When ORLAN’s work centers around herself, it’s strong. When she attempts to include “the other,” however, it fails spectacularly. Also on show at La Plaque Tournante are editioned prints and archival pieces from her “Self-Hybridizations” series, first created in the mid-1990s. Using digital augmentation techniques, ORLAN superimposed her own likeness onto that of others.

“I’ve invented a new image of myself with new, non-Western referents,” she says. “It’s a work of both re-figurement and disfigurement, a sfumato between presentation and representation.” The problem lies in these “non-Western referents”—the colonial ethnographic portraits of people nebulously defined as Africans, or George Catlin’s 19th-century paintings of indigenous Americans.

© La Plaque Tournante. Photo by Frederic Acquaviva. Courtesy of La Plaque Tournante.

For ORLAN, the work is perhaps earnestly made, motivated by a desire to blur the borders between self and other. “It’s the idea of inviting the other within yourself,” she says, “by lowering your guard and accepting the other within.” She assumes that race is simply a matter of skin, rather than a complex set of power structures. It’s careless at best.

One particularly uncomfortable image shows ORLAN merged with an unknown black tribal woman, her lower lip stretched with a flat disk. Her nose has been widened, her skin darkened. This is, in short, a white woman in blackface. Thankfully, ORLAN has moved on from her “Self-Hybridizations,” and has since turned to microbiology.

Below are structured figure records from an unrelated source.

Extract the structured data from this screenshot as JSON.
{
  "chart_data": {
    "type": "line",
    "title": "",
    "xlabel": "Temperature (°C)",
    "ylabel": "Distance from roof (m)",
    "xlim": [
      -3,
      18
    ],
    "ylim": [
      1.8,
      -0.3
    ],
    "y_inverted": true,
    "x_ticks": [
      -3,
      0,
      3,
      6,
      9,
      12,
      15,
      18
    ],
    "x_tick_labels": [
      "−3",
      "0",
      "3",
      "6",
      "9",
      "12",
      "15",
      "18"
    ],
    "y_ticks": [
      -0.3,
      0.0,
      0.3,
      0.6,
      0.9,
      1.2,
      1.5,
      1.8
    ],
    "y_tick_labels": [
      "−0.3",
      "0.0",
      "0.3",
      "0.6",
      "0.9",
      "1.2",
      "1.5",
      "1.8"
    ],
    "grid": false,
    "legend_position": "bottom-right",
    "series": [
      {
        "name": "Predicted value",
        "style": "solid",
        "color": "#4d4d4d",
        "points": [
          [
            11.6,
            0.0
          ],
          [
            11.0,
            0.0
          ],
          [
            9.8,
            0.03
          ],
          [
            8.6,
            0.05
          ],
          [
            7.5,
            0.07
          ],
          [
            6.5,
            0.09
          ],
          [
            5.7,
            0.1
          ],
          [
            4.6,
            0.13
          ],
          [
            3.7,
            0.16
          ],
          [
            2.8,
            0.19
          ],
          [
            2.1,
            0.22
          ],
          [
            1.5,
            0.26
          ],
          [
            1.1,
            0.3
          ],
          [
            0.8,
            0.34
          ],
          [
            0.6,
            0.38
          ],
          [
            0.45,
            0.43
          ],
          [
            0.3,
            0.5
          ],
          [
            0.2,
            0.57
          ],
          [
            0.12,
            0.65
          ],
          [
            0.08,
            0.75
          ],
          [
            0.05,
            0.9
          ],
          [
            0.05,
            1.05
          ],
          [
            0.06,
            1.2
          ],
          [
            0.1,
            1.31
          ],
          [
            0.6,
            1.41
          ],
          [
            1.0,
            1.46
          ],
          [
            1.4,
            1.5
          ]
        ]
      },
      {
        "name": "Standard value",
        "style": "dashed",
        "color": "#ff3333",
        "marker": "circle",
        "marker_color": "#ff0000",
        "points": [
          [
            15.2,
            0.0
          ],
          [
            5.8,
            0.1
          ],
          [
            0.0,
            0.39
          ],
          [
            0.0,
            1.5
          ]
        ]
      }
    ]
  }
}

Making use of her “cells, microbiota, [her] vaginal, buccal, and intestinal flora,” ORLAN told me, she is continuing to explore the relationship between self and other. It marks yet another shift in ORLAN’s heterogeneous career, and perhaps signals a move away from the visual as the primary marker of identity.

Whether or not you find ORLAN’s body of work repulsive, stimulating, or something between the two, it’s exhilarating to see someone continue to make themselves anew—and with such utter disregard for orthodoxy.